4月30日、人気アイドルグループ「嵐」の新曲「GUTS!」が発売された。メンバーの二宮和也さんが主演を務める日本テレビ系ドラマ『弱くても勝てます』の主題歌だ。オリコンシングルランキングでみて、国民的人気グループになった08年の「One Love」以降、直近21枚のシングルCDの初動売上枚数を景気局面別に比べると、12年6月発売の「Your Eyes」など景気後退局面で発売された5曲の平均は約42.7万枚。10年11月発売の「果てない空」など景気拡張局面で発売された15曲の平均は約51.7万枚で、およそ9万枚の差がある。

 景気拡張局面での発売でも、国立競技場のコンサートチケット発売時期と重なった10年7月発売の「To be free」のように約42.6万枚という少ないケースもある。また景気の谷に発売時期が当たったのが09年3月発売の「Believe/曇りのち、快晴」だ。初動売上枚数は約50.1万枚だった。大雑把に見て、初動50万枚が景気局面の分岐点と言えそうだ。

「GUTS!」は、ちょうど消費税率引き上げから約1ヵ月後の発売だ。
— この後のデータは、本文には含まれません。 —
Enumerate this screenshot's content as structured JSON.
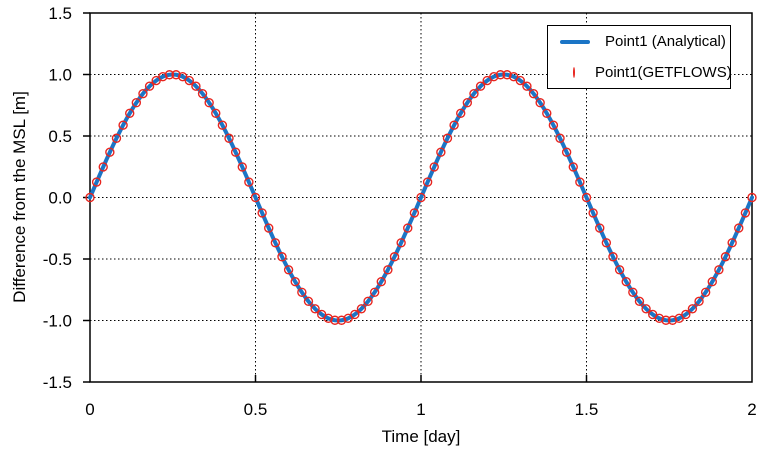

嵐ファンであれば初回限定版を買いたいだろうから、ファンの財布のしまり度合いがどの程度かを見る指標になる。嵐のファンは娘と一緒に「嵐」を楽しんでいる30~40代の主婦層が多いと思われる。こうした消費者の節約度を見るのに絶好の機会だったが、初動売上は50.1万枚と分岐点を上回って、底堅い数字となった。5月18日までの累計売上枚数は55.9万枚だ。

大相撲懸賞本数3場所連続1100本台なるか

 大相撲夏場所の懸賞本数も足下は堅調に推移している。大相撲の懸賞本数は今年初場所1198本、春場所は1166本で、いずれも過去最高水準だった。1100本台は昨年まで、2011年初場所の1127本1度だけだ。そして夏場所の初日は101本、前年比11%の増加である。

 ちなみに大相撲の懸賞はこの夏場所から1本当たり6万2000円(これまで6万円)になった。人気力士・遠藤の初日の取組には14本の懸賞がかかった。マスコミ報道によると遠藤には今場所156本の懸賞がかかる予定という。この倍率を考慮すると、夏場所も3場所連続1100本台になる可能性がある。